Esporte

Infantino anuncia que Trump entregará troféu na final da Copa 2026

Presidente da Fifa fez a declaração em entrevista; Casa Branca reagiu com emoji, sem confirmação oficial do governo americano
Trump na final da Copa do Mundo 2026: presidente americano entregará troféu, anuncia Infantino

O presidente da Fifa, Gianni Infantino, afirmou nesta terça-feira (23) que Donald Trump estará na final da Copa do Mundo e que os dois entregarão juntos o troféu ao campeão do torneio.

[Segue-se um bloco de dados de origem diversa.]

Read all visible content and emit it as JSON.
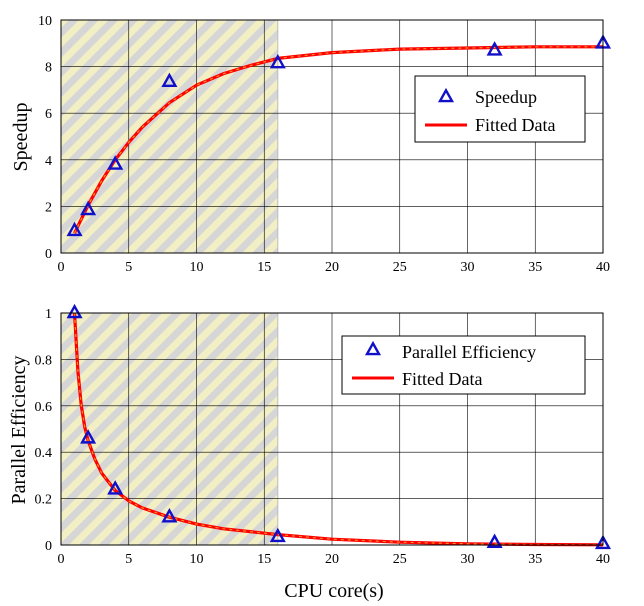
{
  "figure": {
    "xlabel": "CPU core(s)"
  },
  "colors": {
    "marker": "#1010c8",
    "fit_line": "#ff0000",
    "fit_line_core": "#ff8c1a",
    "hatch_stripe": "#f2efc4",
    "hatch_bg": "#d6d6d6",
    "grid": "#000000"
  },
  "chart_data": [
    {
      "type": "line",
      "xlabel": "",
      "ylabel": "Speedup",
      "xlim": [
        0,
        40
      ],
      "ylim": [
        0,
        10
      ],
      "xticks": [
        0,
        5,
        10,
        15,
        20,
        25,
        30,
        35,
        40
      ],
      "yticks": [
        0,
        2,
        4,
        6,
        8,
        10
      ],
      "grid": true,
      "legend_position": "center-right",
      "shaded_region": {
        "x_from": 0,
        "x_to": 16,
        "style": "hatched"
      },
      "series": [
        {
          "name": "Speedup",
          "style": "triangle-markers",
          "x": [
            1,
            2,
            4,
            8,
            16,
            32,
            40
          ],
          "y": [
            0.95,
            1.85,
            3.8,
            7.35,
            8.15,
            8.7,
            9.0
          ]
        },
        {
          "name": "Fitted Data",
          "style": "line",
          "x": [
            1,
            2,
            3,
            4,
            5,
            6,
            8,
            10,
            12,
            14,
            16,
            20,
            25,
            30,
            35,
            40
          ],
          "y": [
            0.85,
            2.05,
            3.1,
            4.0,
            4.75,
            5.4,
            6.45,
            7.2,
            7.7,
            8.05,
            8.35,
            8.6,
            8.75,
            8.8,
            8.85,
            8.85
          ]
        }
      ]
    },
    {
      "type": "line",
      "xlabel": "CPU core(s)",
      "ylabel": "Parallel Efficiency",
      "xlim": [
        0,
        40
      ],
      "ylim": [
        0,
        1
      ],
      "xticks": [
        0,
        5,
        10,
        15,
        20,
        25,
        30,
        35,
        40
      ],
      "yticks": [
        0,
        0.2,
        0.4,
        0.6,
        0.8,
        1
      ],
      "grid": true,
      "legend_position": "top-right",
      "shaded_region": {
        "x_from": 0,
        "x_to": 16,
        "style": "hatched"
      },
      "series": [
        {
          "name": "Parallel Efficiency",
          "style": "triangle-markers",
          "x": [
            1,
            2,
            4,
            8,
            16,
            32,
            40
          ],
          "y": [
            1.0,
            0.46,
            0.24,
            0.12,
            0.035,
            0.01,
            0.005
          ]
        },
        {
          "name": "Fitted Data",
          "style": "line",
          "x": [
            1,
            1.25,
            1.5,
            1.75,
            2,
            2.5,
            3,
            4,
            5,
            6,
            8,
            10,
            12,
            16,
            20,
            25,
            30,
            35,
            40
          ],
          "y": [
            1.0,
            0.75,
            0.6,
            0.51,
            0.45,
            0.37,
            0.31,
            0.235,
            0.19,
            0.16,
            0.12,
            0.09,
            0.07,
            0.045,
            0.025,
            0.012,
            0.005,
            0.002,
            0.001
          ]
        }
      ]
    }
  ]
}
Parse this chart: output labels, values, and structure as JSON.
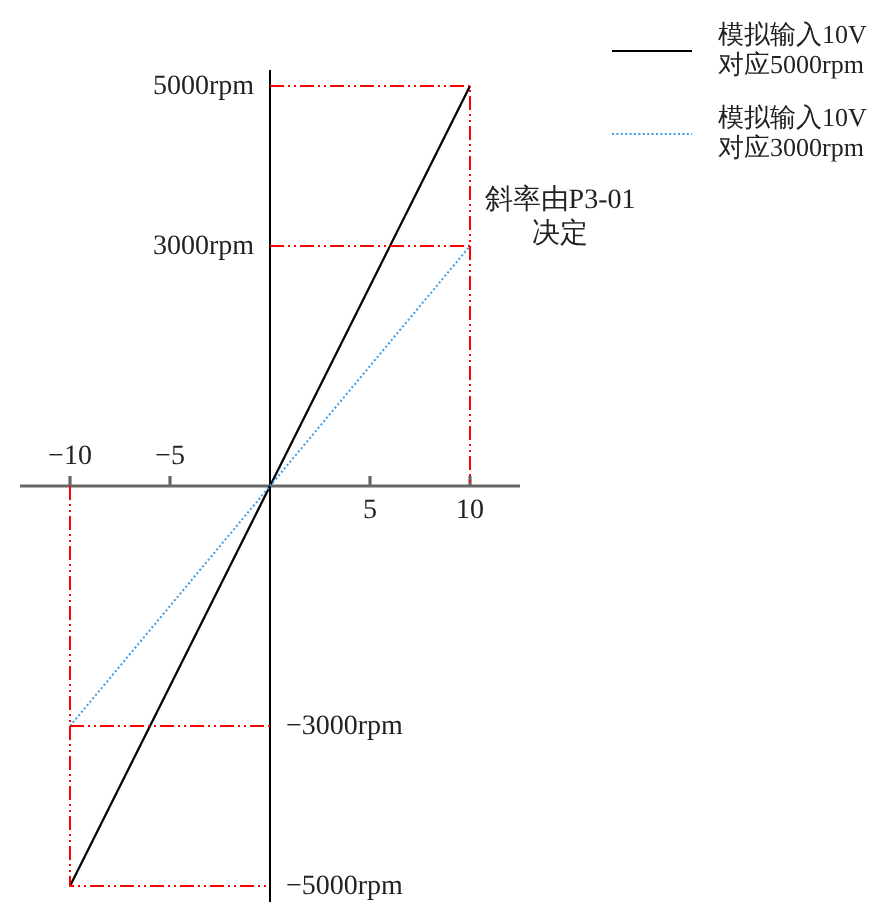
{
  "chart_data": {
    "type": "line",
    "xlim": [
      -12.5,
      12.5
    ],
    "ylim": [
      -5200,
      5200
    ],
    "x2lim": [
      -12.5,
      12.5
    ],
    "y2lim": [
      -5200,
      5200
    ],
    "xticks": [
      5,
      10
    ],
    "x2ticks": [
      {
        "value": -10,
        "label": "−10"
      },
      {
        "value": -5,
        "label": "−5"
      }
    ],
    "yticks": [
      {
        "value": 3000,
        "label": "3000rpm"
      },
      {
        "value": 5000,
        "label": "5000rpm"
      }
    ],
    "y2ticks": [
      {
        "value": -5000,
        "label": "−5000rpm"
      },
      {
        "value": -3000,
        "label": "−3000rpm"
      }
    ],
    "grid": false,
    "legend": "top right",
    "marker": "none",
    "series": [
      {
        "name": "模拟输入10V\n对应5000rpm",
        "color": "#000000",
        "line_style": "solid",
        "x": [
          -10,
          10
        ],
        "values": [
          -5000,
          5000
        ]
      },
      {
        "name": "模拟输入10V\n对应3000rpm",
        "color": "#3c9be6",
        "line_style": "dotted",
        "x": [
          -10,
          10
        ],
        "values": [
          -3000,
          3000
        ]
      },
      {
        "color": "#ff0000",
        "line_style": "dashed",
        "x": [
          0,
          10,
          10
        ],
        "values": [
          5000,
          5000,
          0
        ]
      },
      {
        "color": "#ff0000",
        "line_style": "dashed",
        "x": [
          0,
          10
        ],
        "values": [
          3000,
          3000
        ]
      },
      {
        "color": "#ff0000",
        "line_style": "dashed",
        "axis": "y2",
        "x": [
          -10,
          -10,
          0
        ],
        "values": [
          0,
          -5000,
          -5000
        ]
      },
      {
        "color": "#ff0000",
        "line_style": "dashed",
        "axis": "y2",
        "x": [
          -10,
          0
        ],
        "values": [
          -3000,
          -3000
        ]
      }
    ],
    "annotations": [
      "斜率由P3-01\n决定"
    ]
  }
}
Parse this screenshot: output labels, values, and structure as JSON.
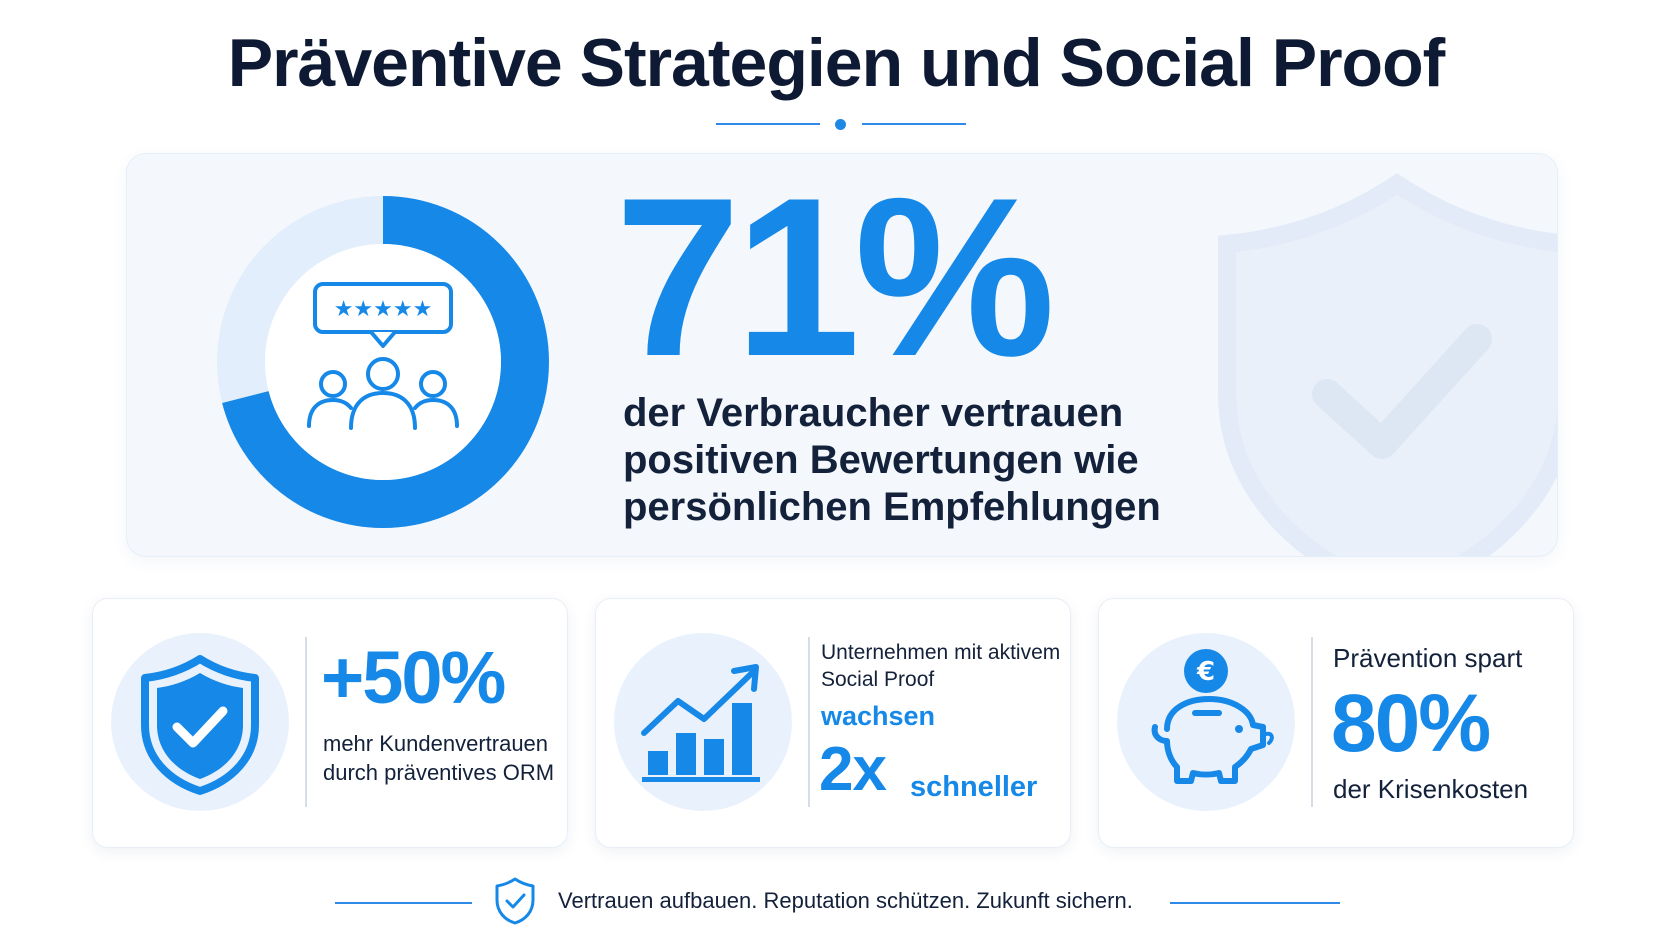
{
  "title": "Präventive Strategien und Social Proof",
  "colors": {
    "accent": "#1688e8",
    "accent_light": "#e2eefb",
    "text": "#13213a"
  },
  "hero": {
    "value": "71%",
    "percent": 71,
    "description": "der Verbraucher vertrauen positiven Bewertungen wie persönlichen Empfehlungen",
    "icons": [
      "review-stars-icon",
      "people-group-icon",
      "shield-check-icon"
    ]
  },
  "cards": [
    {
      "icon": "shield-check-icon",
      "value": "+50%",
      "description": "mehr Kundenvertrauen durch präventives ORM"
    },
    {
      "icon": "growth-chart-icon",
      "lead": "Unternehmen mit aktivem Social Proof",
      "emphasis": "wachsen",
      "value": "2x",
      "suffix": "schneller"
    },
    {
      "icon": "piggy-bank-euro-icon",
      "lead": "Prävention spart",
      "value": "80%",
      "description": "der Krisenkosten"
    }
  ],
  "footer": {
    "icon": "shield-check-icon",
    "text": "Vertrauen aufbauen. Reputation schützen. Zukunft sichern."
  }
}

A declaração foi feita em entrevista, mas o governo americano não confirmou oficialmente a presença do presidente até o fechamento desta reportagem.

A decisão está marcada para 19 de julho no MetLife Stadium, em Nova Jérsei, na região metropolitana de Nova York.

A reação mais próxima de uma resposta oficial veio do perfil da Casa Branca na rede social X, que republicou o trecho da entrevista de Infantino — mas sem comentário verbal. No lugar, apenas um emoji de olhos arregalados: leitura aberta entre surpresa e cumplicidade.

Trump não compareceu à partida inaugural da Copa, entre os Estados Unidos e o Paraguai, realizada em Los Angeles. A ausência alimentou especulações de que o presidente republicano estivesse receoso de ser vaiado — algo que já aconteceu com ele durante a final da NBA.

Final sem seleção definida

O torneio ainda está na fase de grupos e as seleções que vão disputar a decisão em julho são desconhecidas. Mesmo assim, Infantino antecipou o ato protocolar como se o combinado já estivesse fechado.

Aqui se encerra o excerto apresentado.